Atul Bhakta, CEO of One World Express said, “This is a blow for SMEs just as it is for consumers with debt to repay.

“The energy price cap for businesses announced this week was very welcome. But for many smaller businesses, particularly those without large offices, it will not help tackle the financial pressures they are under. By contrast, the spiralling cost of borrowing will come as a painful blow. It will harm ambitious SME that may have looked to borrow to expand globally.

“In the context of a historic record trade deficit, it is clear ‘Brand Britain’ is flagging, and in need of a spark of inspiration. When questions loom over the simple matter of survival, we are evidently less likely to see bold entrepreneurs willing to take the leap into global opportunity markets, undermining wider government efforts to put growth first.

“Of course, business leaders will understand that inflation is a threat that cannot be quashed overnight – some degree of fiscal restraint will always be necessary. But with the Bank of England seemingly prepared to utilise this instrument more frequently, and at larger intervals, some sense of clarity over the roadmap should be paired with no direct support measures from government.

It is only with this joined-up approach that businesses can emerge from the smog of uncertainty and steer their operations away from survival and towards ambition and innovation.”

Moshin Rashad, co-founder of ZIPZERO said: “Unfortunately, the Bank of England’s latest counteroffensive to Britain’s spiralling inflation will further widen wealth divides across the UK. Those reliant on mortgages, personal loans, credit cards, and other forms of debt will bear the brunt worst. The knock-on effects, however, will be felt by businesses experiencing lower sales and demand as a result of greatly diminished consumer spending power.

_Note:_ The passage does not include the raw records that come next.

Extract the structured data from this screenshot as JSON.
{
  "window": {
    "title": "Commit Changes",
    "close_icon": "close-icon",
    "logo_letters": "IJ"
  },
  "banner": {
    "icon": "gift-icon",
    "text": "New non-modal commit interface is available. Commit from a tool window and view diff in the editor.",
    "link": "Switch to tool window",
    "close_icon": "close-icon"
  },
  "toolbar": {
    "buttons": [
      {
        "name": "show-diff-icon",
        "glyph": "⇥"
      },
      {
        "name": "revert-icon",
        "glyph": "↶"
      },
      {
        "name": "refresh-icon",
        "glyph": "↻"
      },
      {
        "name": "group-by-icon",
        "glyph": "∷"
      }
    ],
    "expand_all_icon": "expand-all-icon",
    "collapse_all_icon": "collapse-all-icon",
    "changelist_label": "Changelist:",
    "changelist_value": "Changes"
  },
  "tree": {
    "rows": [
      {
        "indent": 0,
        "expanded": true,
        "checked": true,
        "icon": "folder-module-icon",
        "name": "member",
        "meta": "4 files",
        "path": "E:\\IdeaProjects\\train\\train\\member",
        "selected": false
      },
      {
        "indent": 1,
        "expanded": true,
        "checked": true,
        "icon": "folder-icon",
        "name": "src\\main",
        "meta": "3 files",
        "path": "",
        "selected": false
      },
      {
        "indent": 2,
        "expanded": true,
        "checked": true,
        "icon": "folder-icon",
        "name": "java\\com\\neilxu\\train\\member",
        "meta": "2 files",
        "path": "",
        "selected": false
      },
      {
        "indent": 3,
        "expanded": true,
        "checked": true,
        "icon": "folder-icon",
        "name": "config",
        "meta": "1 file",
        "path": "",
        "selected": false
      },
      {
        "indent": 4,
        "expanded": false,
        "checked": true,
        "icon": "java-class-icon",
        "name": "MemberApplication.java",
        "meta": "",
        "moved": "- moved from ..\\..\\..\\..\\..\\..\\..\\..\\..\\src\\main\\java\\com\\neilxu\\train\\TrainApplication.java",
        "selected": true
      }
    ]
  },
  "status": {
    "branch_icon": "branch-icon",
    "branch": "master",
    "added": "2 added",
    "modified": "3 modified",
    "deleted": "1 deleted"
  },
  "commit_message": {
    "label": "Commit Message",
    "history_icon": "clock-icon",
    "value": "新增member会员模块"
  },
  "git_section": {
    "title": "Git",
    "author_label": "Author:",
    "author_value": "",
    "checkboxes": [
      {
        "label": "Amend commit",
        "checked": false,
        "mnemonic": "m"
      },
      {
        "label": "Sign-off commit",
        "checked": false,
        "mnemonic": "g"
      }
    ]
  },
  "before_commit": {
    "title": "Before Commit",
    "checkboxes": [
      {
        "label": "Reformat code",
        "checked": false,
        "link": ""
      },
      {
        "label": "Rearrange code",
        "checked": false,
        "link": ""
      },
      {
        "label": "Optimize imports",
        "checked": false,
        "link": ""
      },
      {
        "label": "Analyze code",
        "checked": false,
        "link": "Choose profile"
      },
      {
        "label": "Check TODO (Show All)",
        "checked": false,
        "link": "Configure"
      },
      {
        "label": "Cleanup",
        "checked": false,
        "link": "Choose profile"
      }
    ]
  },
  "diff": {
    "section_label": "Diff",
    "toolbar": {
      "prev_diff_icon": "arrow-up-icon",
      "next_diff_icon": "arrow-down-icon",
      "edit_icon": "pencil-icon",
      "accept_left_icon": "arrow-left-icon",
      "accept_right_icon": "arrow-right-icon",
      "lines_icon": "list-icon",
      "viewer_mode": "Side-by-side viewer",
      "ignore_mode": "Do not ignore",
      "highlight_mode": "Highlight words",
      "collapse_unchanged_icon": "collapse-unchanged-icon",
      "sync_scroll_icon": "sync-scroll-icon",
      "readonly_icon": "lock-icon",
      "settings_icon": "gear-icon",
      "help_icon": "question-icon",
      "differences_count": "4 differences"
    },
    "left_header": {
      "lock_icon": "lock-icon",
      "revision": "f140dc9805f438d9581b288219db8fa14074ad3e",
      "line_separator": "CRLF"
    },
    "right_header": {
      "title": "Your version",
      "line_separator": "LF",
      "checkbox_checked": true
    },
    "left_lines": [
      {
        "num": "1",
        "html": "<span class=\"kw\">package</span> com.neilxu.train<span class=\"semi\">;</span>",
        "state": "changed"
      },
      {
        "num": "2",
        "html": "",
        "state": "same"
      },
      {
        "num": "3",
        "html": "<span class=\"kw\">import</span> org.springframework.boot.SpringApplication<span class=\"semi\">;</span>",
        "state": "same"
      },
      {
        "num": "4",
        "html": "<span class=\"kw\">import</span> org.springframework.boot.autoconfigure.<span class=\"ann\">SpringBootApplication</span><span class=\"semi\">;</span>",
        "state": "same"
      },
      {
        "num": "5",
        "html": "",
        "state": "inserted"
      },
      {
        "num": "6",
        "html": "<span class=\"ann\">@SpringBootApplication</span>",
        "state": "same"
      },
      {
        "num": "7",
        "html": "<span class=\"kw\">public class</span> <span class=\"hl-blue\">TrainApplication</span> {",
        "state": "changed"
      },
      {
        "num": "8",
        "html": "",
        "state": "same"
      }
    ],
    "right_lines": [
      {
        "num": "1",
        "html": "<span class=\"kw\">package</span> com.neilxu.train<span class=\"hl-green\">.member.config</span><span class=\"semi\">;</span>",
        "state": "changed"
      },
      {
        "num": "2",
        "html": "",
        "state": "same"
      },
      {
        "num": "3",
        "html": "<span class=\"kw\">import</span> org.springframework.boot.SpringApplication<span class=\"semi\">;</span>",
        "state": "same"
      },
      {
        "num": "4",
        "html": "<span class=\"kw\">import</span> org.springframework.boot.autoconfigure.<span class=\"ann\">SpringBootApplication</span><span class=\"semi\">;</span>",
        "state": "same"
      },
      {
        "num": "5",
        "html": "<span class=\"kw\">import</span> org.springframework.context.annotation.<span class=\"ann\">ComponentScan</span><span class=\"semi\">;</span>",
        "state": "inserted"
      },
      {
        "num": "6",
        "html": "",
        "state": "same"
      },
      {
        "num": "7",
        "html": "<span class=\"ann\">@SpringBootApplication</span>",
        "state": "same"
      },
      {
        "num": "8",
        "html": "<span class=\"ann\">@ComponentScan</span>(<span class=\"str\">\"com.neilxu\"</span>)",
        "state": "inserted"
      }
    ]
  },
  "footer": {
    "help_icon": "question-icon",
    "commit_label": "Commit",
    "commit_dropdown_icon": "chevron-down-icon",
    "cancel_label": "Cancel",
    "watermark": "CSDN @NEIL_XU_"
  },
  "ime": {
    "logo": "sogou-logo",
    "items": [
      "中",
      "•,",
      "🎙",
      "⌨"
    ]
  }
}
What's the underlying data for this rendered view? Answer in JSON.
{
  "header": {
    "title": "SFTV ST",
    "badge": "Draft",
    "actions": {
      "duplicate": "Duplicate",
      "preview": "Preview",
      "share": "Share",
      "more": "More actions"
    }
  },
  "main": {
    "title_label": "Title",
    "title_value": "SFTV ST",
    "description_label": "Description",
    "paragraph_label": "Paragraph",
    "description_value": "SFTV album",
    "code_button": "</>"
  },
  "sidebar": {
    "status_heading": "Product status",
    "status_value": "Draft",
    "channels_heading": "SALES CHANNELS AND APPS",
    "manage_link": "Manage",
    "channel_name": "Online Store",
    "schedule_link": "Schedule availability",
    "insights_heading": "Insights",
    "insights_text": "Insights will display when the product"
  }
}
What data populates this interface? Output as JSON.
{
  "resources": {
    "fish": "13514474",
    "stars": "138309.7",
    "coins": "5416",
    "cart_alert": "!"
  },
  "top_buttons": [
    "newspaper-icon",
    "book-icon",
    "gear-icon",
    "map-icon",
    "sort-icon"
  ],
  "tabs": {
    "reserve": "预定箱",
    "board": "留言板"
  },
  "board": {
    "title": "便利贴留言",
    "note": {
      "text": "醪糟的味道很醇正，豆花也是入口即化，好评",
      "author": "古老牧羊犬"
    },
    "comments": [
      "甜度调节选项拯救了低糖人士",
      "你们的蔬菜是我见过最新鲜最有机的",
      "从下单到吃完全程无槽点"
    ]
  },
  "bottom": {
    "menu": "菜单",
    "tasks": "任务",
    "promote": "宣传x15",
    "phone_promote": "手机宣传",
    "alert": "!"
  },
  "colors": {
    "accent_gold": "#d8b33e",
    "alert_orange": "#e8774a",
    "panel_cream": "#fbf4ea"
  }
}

“We must remember, these issues are interconnected – businesses will suffer from high inflation and interest rates, just as consumers will. Most worryingly, both businesses and consumers considering lending options may now find the cost of borrowing too high. The saving grace is that out of high-pressure environments, innovation often thrives.

“Businesses must reevaluate where they can apply novel solutions that cut costs while delivering similar returns. They must also recognise that the pathway towards salvation lies in bolstering consumer spending power as well as their own. An area ripe for consideration is digital advertising. Businesses could begin by making a more effective use of the £27 billion spent each year to reach consumers via Big Tech. Redirecting this expenditure towards direct-to-consumer platforms, which empower users to recuperate wealth from their data, represents a mutually beneficial change in marketing strategy for both businesses and consumers struggling at this economically turbulent time.”

Ion Fratiloiu, Chief Commercial Officer of Channel Capital said: “Whether for their survival or to fuel growth, access to finance will be integral to many SMEs’ plans in the months ahead. But seven consecutive hikes to the base rate will significantly impact the size and terms of loans they could potentially afford. So, what now?

“The Bank of England is backed into a corner; increasing interest rates to try bringing inflation under control is the logical path to pursue. So, rather than hit out at policy, we should instead consider what more can be done by SME lenders to help businesses in the current climate. For me, it’s about making better, faster decisions, and removing unfair criteria that can hold them back.

“It has never been more important to make finance accessible to SMEs, and this requires more innovative products as well as superior risk-assessment and decision-making engines. This will ensure capital is directed towards deserving businesses without unnecessary delays, red tape and opaque processes. If we can make SME loans more equitable through better use of data and technology, we can help combat challenges such as rising inflation and interest rates to help SMEs access finance that will be so crucial to their long-term prospects.”